Analysts and journalists are often quick to point out Apple’s relatively low overall market share (less than 10%). But that completely misses the point of Apple’s Mac business. If Apple wanted to make a range of low-end computers, it absolutely could. And such machines would sell like crazy, boosting Apple’s market share. But there would have to be some trade-off in quality, and perhaps more importantly to Apple, to its high margins. And as it has proven time and time again, it has no desire to give up either.
Instead, Apple is content to keep churning out its high-quality, high-margin machines, and watch the profits roll in. If it happens to gain market share as a byproduct of that, that’s great — you can’t be so naive to think that Apple doesn’t care about that at all, of course it does, but it’s clearly a secondary goal, which most people don’t seem to understand.

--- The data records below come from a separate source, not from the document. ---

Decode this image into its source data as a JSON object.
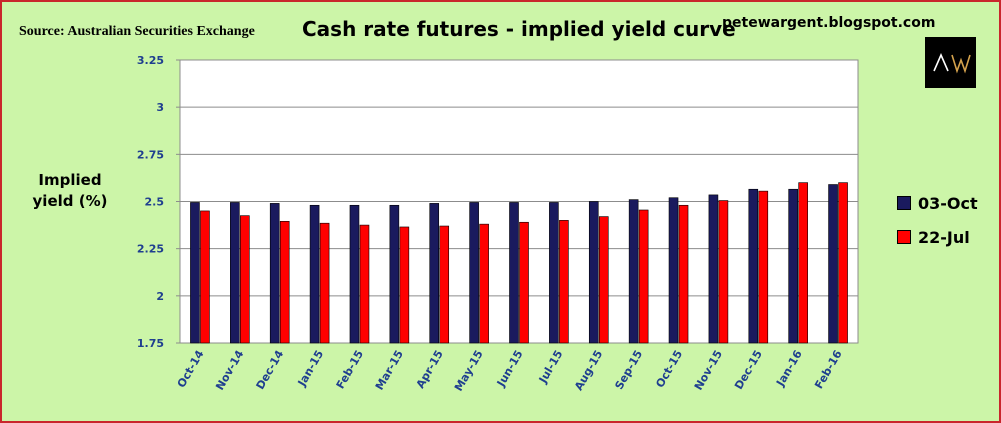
{
  "header": {
    "source": "Source: Australian Securities Exchange",
    "title": "Cash rate futures - implied yield curve",
    "blog": "petewargent.blogspot.com",
    "logo_text": "AW"
  },
  "colors": {
    "background": "#ccf5a8",
    "border": "#c9262c",
    "series1": "#1a1a5e",
    "series2": "#ff0000",
    "grid": "#8c8c8c"
  },
  "chart_data": {
    "type": "bar",
    "title": "Cash rate futures - implied yield curve",
    "ylabel_lines": [
      "Implied",
      "yield (%)"
    ],
    "xlabel": "",
    "ylim": [
      1.75,
      3.25
    ],
    "yticks": [
      1.75,
      2,
      2.25,
      2.5,
      2.75,
      3,
      3.25
    ],
    "ytick_labels": [
      "1.75",
      "2",
      "2.25",
      "2.5",
      "2.75",
      "3",
      "3.25"
    ],
    "grid": true,
    "legend_position": "right",
    "categories": [
      "Oct-14",
      "Nov-14",
      "Dec-14",
      "Jan-15",
      "Feb-15",
      "Mar-15",
      "Apr-15",
      "May-15",
      "Jun-15",
      "Jul-15",
      "Aug-15",
      "Sep-15",
      "Oct-15",
      "Nov-15",
      "Dec-15",
      "Jan-16",
      "Feb-16"
    ],
    "series": [
      {
        "name": "03-Oct",
        "color": "#1a1a5e",
        "values": [
          2.495,
          2.495,
          2.49,
          2.48,
          2.48,
          2.48,
          2.49,
          2.495,
          2.495,
          2.495,
          2.5,
          2.51,
          2.52,
          2.535,
          2.565,
          2.565,
          2.59
        ]
      },
      {
        "name": "22-Jul",
        "color": "#ff0000",
        "values": [
          2.45,
          2.425,
          2.395,
          2.385,
          2.375,
          2.365,
          2.37,
          2.38,
          2.39,
          2.4,
          2.42,
          2.455,
          2.48,
          2.505,
          2.555,
          2.6,
          2.6
        ]
      }
    ]
  }
}
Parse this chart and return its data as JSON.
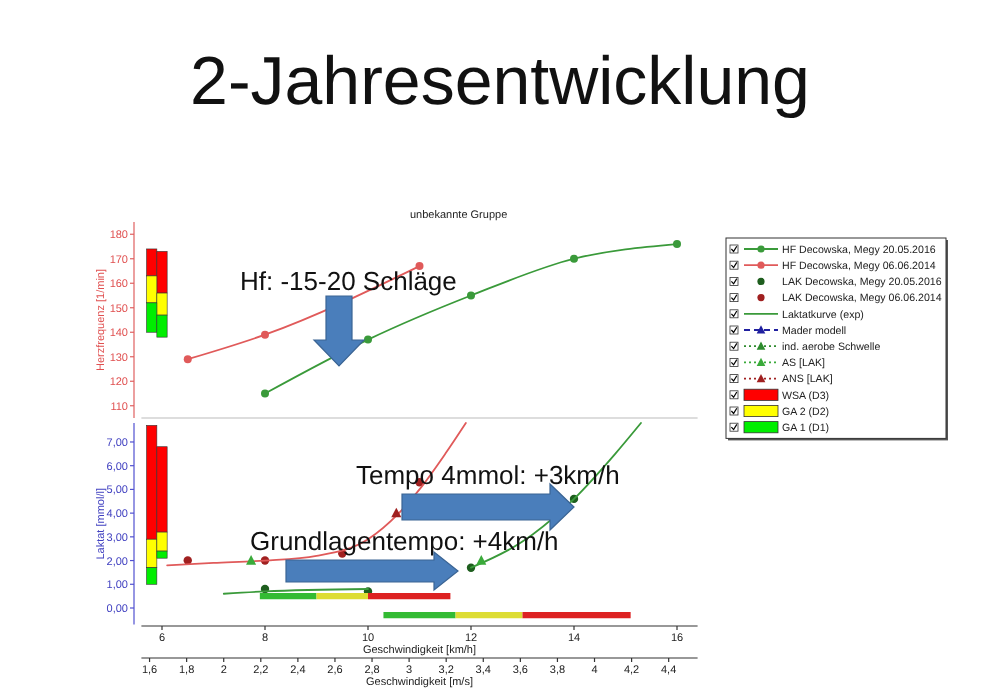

It’s a metaphor that’s often used, but a way to think about it is if Windows-based PCs as a whole are thought of as a top selling car like the Toyota Camry, Apple’s Mac computers would be more like a luxury car, like a Porsche. Porsche sales are just a fraction of Camry sales because it does not sell any models in the low-end price range. But at the same time, Porsche makes more money on each car sold and maintains a premium branding. If Porsche started selling cheap cars, it would move a lot more units, but it would no longer be the Porsche brand that we know.
That’s not to say the Camry sucks or that the Porsche is perfect. They’re just two different cars that cater to different markets. And they represent the two different goals that most Windows-based PCs have (market share) versus Apple’s Mac computers (high-end revenue share).
And that’s why Microsoft’s (MSFT) recent Laptop Hunter commercials really never made a lot of sense. Sure, from a marketing perspective, I understand the idea: It’s a down economy, let's play up the fact that our computers are cheaper. But in many of the spots, the shopper’s stated desired computer was simply not something that Apple even made. In the famous first commercial, Lauren wants a laptop with a 17-inch screen for under $1,000. Okay, Apple doesn’t make that product. So of course she’s not going to buy a Mac.
The real point is that people who are shopping for computers where price is the key factor, were never going to buy Macs anyway. They never have. There is a reason Apple still has less than 10% market share. Did Microsoft need to spend millions of dollars on commercials to tell us that?
Instead, those commercials set up a narrative around the bifurcation of the computer-buying public. And today’s NPD numbers are the perfect ending to that story. If you’re a consumer looking for a bargain computer, you’re happy to save money buying a PC. If you’re looking for a premium computer, you’re happy to spend more money buying a Mac.